The pedestrians soon formed a human column that extended as far as the eye can see: long miles and about 20 people in step. Rarely such an uncomfortable journey seemed such a relief.
“We are so happy,” said Malak Al-Haj Ahmed, 17 years old, a high school student who was selfie with his family next to the coastal road. “There is no more joyful moment than to go home.”
To score the moment, some people have distributed sweets. Some signs of victory flashed to passage photographers. A group of kids led a celebratory song. “On the right or left, the North is the best,” they sang. “In the north we go!”
For the Palestinians, it was a moment imbued with symbolism. From the Foundation of Israel in 1948, when hundreds of thousands of Palestinians were expelled or fled from their homes in what is known in Arabic as Nakba, the Palestinians were defined by repeated displaces and exile.
Most of the Gaza are the descendants of the refugees forced to escape in 1948 and many had considered their movement from northern Gaza in 2023 as according to Nakba.
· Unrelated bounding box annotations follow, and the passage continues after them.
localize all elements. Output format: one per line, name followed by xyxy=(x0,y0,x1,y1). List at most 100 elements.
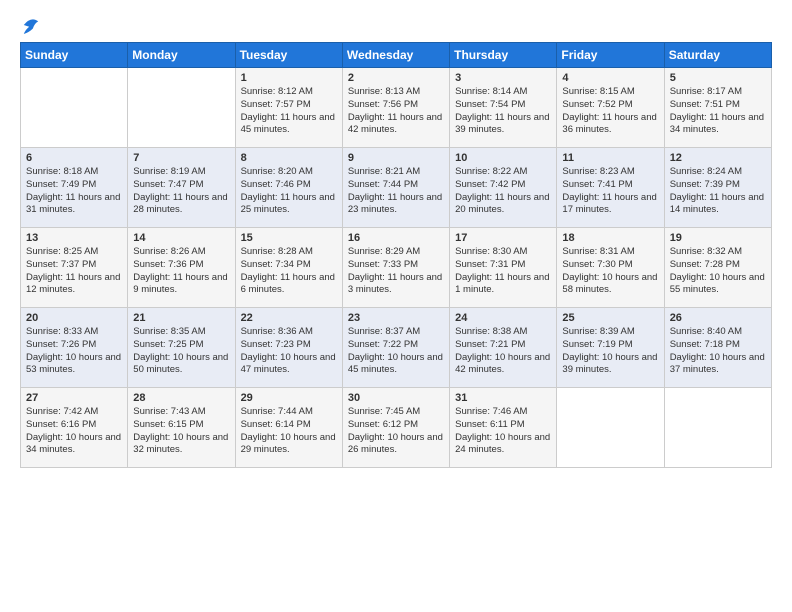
week-row-2: 6 Sunrise: 8:18 AM Sunset: 7:49 PM Daylig… xyxy=(21,148,772,228)
day-info: Sunrise: 8:23 AM Sunset: 7:41 PM Dayligh… xyxy=(562,166,658,217)
day-info: Sunrise: 8:38 AM Sunset: 7:21 PM Dayligh… xyxy=(455,326,551,377)
day-number: 17 xyxy=(455,232,551,244)
week-row-4: 20 Sunrise: 8:33 AM Sunset: 7:26 PM Dayli… xyxy=(21,308,772,388)
calendar-cell: 14 Sunrise: 8:26 AM Sunset: 7:36 PM Dayli… xyxy=(128,228,235,308)
calendar-cell xyxy=(128,68,235,148)
calendar-cell xyxy=(557,388,664,468)
logo xyxy=(20,16,40,32)
calendar-cell: 23 Sunrise: 8:37 AM Sunset: 7:22 PM Dayli… xyxy=(342,308,449,388)
day-info: Sunrise: 8:30 AM Sunset: 7:31 PM Dayligh… xyxy=(455,246,551,297)
week-row-3: 13 Sunrise: 8:25 AM Sunset: 7:37 PM Dayli… xyxy=(21,228,772,308)
day-number: 26 xyxy=(670,312,766,324)
day-number: 27 xyxy=(26,392,122,404)
calendar-cell: 9 Sunrise: 8:21 AM Sunset: 7:44 PM Daylig… xyxy=(342,148,449,228)
calendar-cell: 17 Sunrise: 8:30 AM Sunset: 7:31 PM Dayli… xyxy=(450,228,557,308)
day-info: Sunrise: 8:31 AM Sunset: 7:30 PM Dayligh… xyxy=(562,246,658,297)
day-info: Sunrise: 8:25 AM Sunset: 7:37 PM Dayligh… xyxy=(26,246,122,297)
day-info: Sunrise: 8:18 AM Sunset: 7:49 PM Dayligh… xyxy=(26,166,122,217)
day-info: Sunrise: 7:46 AM Sunset: 6:11 PM Dayligh… xyxy=(455,406,551,457)
calendar-cell: 2Sunrise: 8:13 AM Sunset: 7:56 PM Daylig… xyxy=(342,68,449,148)
calendar-cell xyxy=(21,68,128,148)
day-info: Sunrise: 8:12 AM Sunset: 7:57 PM Dayligh… xyxy=(241,86,337,137)
day-info: Sunrise: 7:45 AM Sunset: 6:12 PM Dayligh… xyxy=(348,406,444,457)
header xyxy=(20,16,772,32)
day-info: Sunrise: 8:39 AM Sunset: 7:19 PM Dayligh… xyxy=(562,326,658,377)
day-info: Sunrise: 8:21 AM Sunset: 7:44 PM Dayligh… xyxy=(348,166,444,217)
day-number: 7 xyxy=(133,152,229,164)
day-info: Sunrise: 8:37 AM Sunset: 7:22 PM Dayligh… xyxy=(348,326,444,377)
day-number: 6 xyxy=(26,152,122,164)
day-number: 15 xyxy=(241,232,337,244)
day-info: Sunrise: 8:22 AM Sunset: 7:42 PM Dayligh… xyxy=(455,166,551,217)
col-header-thursday: Thursday xyxy=(450,43,557,68)
week-row-1: 1 Sunrise: 8:12 AM Sunset: 7:57 PM Daylig… xyxy=(21,68,772,148)
day-number: 14 xyxy=(133,232,229,244)
col-header-saturday: Saturday xyxy=(664,43,771,68)
page: SundayMondayTuesdayWednesdayThursdayFrid… xyxy=(0,0,792,612)
calendar-cell: 24 Sunrise: 8:38 AM Sunset: 7:21 PM Dayli… xyxy=(450,308,557,388)
col-header-tuesday: Tuesday xyxy=(235,43,342,68)
day-info: Sunrise: 8:14 AM Sunset: 7:54 PM Dayligh… xyxy=(455,86,551,137)
calendar-cell: 25 Sunrise: 8:39 AM Sunset: 7:19 PM Dayli… xyxy=(557,308,664,388)
calendar-cell: 18 Sunrise: 8:31 AM Sunset: 7:30 PM Dayli… xyxy=(557,228,664,308)
calendar-cell: 22 Sunrise: 8:36 AM Sunset: 7:23 PM Dayli… xyxy=(235,308,342,388)
calendar-cell: 11 Sunrise: 8:23 AM Sunset: 7:41 PM Dayli… xyxy=(557,148,664,228)
calendar-cell: 15 Sunrise: 8:28 AM Sunset: 7:34 PM Dayli… xyxy=(235,228,342,308)
day-number: 3 xyxy=(455,72,551,84)
calendar-cell: 3 Sunrise: 8:14 AM Sunset: 7:54 PM Daylig… xyxy=(450,68,557,148)
day-info: Sunrise: 8:19 AM Sunset: 7:47 PM Dayligh… xyxy=(133,166,229,217)
calendar-cell: 7 Sunrise: 8:19 AM Sunset: 7:47 PM Daylig… xyxy=(128,148,235,228)
day-info: Sunrise: 8:20 AM Sunset: 7:46 PM Dayligh… xyxy=(241,166,337,217)
day-number: 10 xyxy=(455,152,551,164)
day-info: Sunrise: 8:24 AM Sunset: 7:39 PM Dayligh… xyxy=(670,166,766,217)
calendar-cell: 27 Sunrise: 7:42 AM Sunset: 6:16 PM Dayli… xyxy=(21,388,128,468)
day-number: 11 xyxy=(562,152,658,164)
day-info: Sunrise: 8:33 AM Sunset: 7:26 PM Dayligh… xyxy=(26,326,122,377)
calendar-cell: 6 Sunrise: 8:18 AM Sunset: 7:49 PM Daylig… xyxy=(21,148,128,228)
calendar-cell: 12 Sunrise: 8:24 AM Sunset: 7:39 PM Dayli… xyxy=(664,148,771,228)
day-number: 12 xyxy=(670,152,766,164)
day-number: 20 xyxy=(26,312,122,324)
col-header-friday: Friday xyxy=(557,43,664,68)
calendar-cell: 10 Sunrise: 8:22 AM Sunset: 7:42 PM Dayli… xyxy=(450,148,557,228)
header-row: SundayMondayTuesdayWednesdayThursdayFrid… xyxy=(21,43,772,68)
calendar-cell: 21 Sunrise: 8:35 AM Sunset: 7:25 PM Dayli… xyxy=(128,308,235,388)
day-number: 23 xyxy=(348,312,444,324)
day-info: Sunrise: 8:35 AM Sunset: 7:25 PM Dayligh… xyxy=(133,326,229,377)
col-header-wednesday: Wednesday xyxy=(342,43,449,68)
day-number: 28 xyxy=(133,392,229,404)
day-info: Sunrise: 8:15 AM Sunset: 7:52 PM Dayligh… xyxy=(562,86,658,137)
day-info: Sunrise: 8:36 AM Sunset: 7:23 PM Dayligh… xyxy=(241,326,337,377)
day-number: 18 xyxy=(562,232,658,244)
day-info: Sunrise: 8:28 AM Sunset: 7:34 PM Dayligh… xyxy=(241,246,337,297)
day-info: Sunrise: 7:42 AM Sunset: 6:16 PM Dayligh… xyxy=(26,406,122,457)
day-number: 13 xyxy=(26,232,122,244)
day-number: 4 xyxy=(562,72,658,84)
calendar-cell: 28Sunrise: 7:43 AM Sunset: 6:15 PM Dayli… xyxy=(128,388,235,468)
day-number: 9 xyxy=(348,152,444,164)
day-number: 22 xyxy=(241,312,337,324)
calendar-cell: 16Sunrise: 8:29 AM Sunset: 7:33 PM Dayli… xyxy=(342,228,449,308)
day-info: Sunrise: 7:44 AM Sunset: 6:14 PM Dayligh… xyxy=(241,406,337,457)
day-number: 8 xyxy=(241,152,337,164)
day-number: 19 xyxy=(670,232,766,244)
calendar-cell: 19 Sunrise: 8:32 AM Sunset: 7:28 PM Dayli… xyxy=(664,228,771,308)
calendar-cell: 26 Sunrise: 8:40 AM Sunset: 7:18 PM Dayli… xyxy=(664,308,771,388)
logo-bird-icon xyxy=(22,14,40,36)
day-number: 25 xyxy=(562,312,658,324)
calendar-cell: 31 Sunrise: 7:46 AM Sunset: 6:11 PM Dayli… xyxy=(450,388,557,468)
calendar-cell: 1 Sunrise: 8:12 AM Sunset: 7:57 PM Daylig… xyxy=(235,68,342,148)
day-number: 1 xyxy=(241,72,337,84)
day-number: 31 xyxy=(455,392,551,404)
day-number: 21 xyxy=(133,312,229,324)
calendar-cell: 20 Sunrise: 8:33 AM Sunset: 7:26 PM Dayli… xyxy=(21,308,128,388)
day-number: 24 xyxy=(455,312,551,324)
day-info: Sunrise: 8:26 AM Sunset: 7:36 PM Dayligh… xyxy=(133,246,229,297)
day-info: Sunrise: 8:40 AM Sunset: 7:18 PM Dayligh… xyxy=(670,326,766,377)
day-number: 29 xyxy=(241,392,337,404)
day-info: Sunrise: 8:17 AM Sunset: 7:51 PM Dayligh… xyxy=(670,86,766,137)
day-info: Sunrise: 8:32 AM Sunset: 7:28 PM Dayligh… xyxy=(670,246,766,297)
day-number: 30 xyxy=(348,392,444,404)
calendar-cell: 13 Sunrise: 8:25 AM Sunset: 7:37 PM Dayli… xyxy=(21,228,128,308)
col-header-sunday: Sunday xyxy=(21,43,128,68)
That fear has been strengthened by repeated Israeli calls to establish northern Gaza with Israeli civilians, as well as by the suggestion of President Trump during the weekend according to which Gazan should move to other parts of the Arab world.
To return home on that background, through the land from which the Israeli soldiers had just withdrawn, heard of some Palestinians as a courage against their own history.
“We shot the table on the head,” said Ahmed Shehada, 34 years old, a textile producer who traveled about 15 miles in six hours in Gaza City. Unlike many who have returned on Monday, he found his house still standing.
“They wanted to expel us from Gaza,” said Shehada on the phone. Instead, he added, “I’m sitting on the sofa of my house, and I can’t.”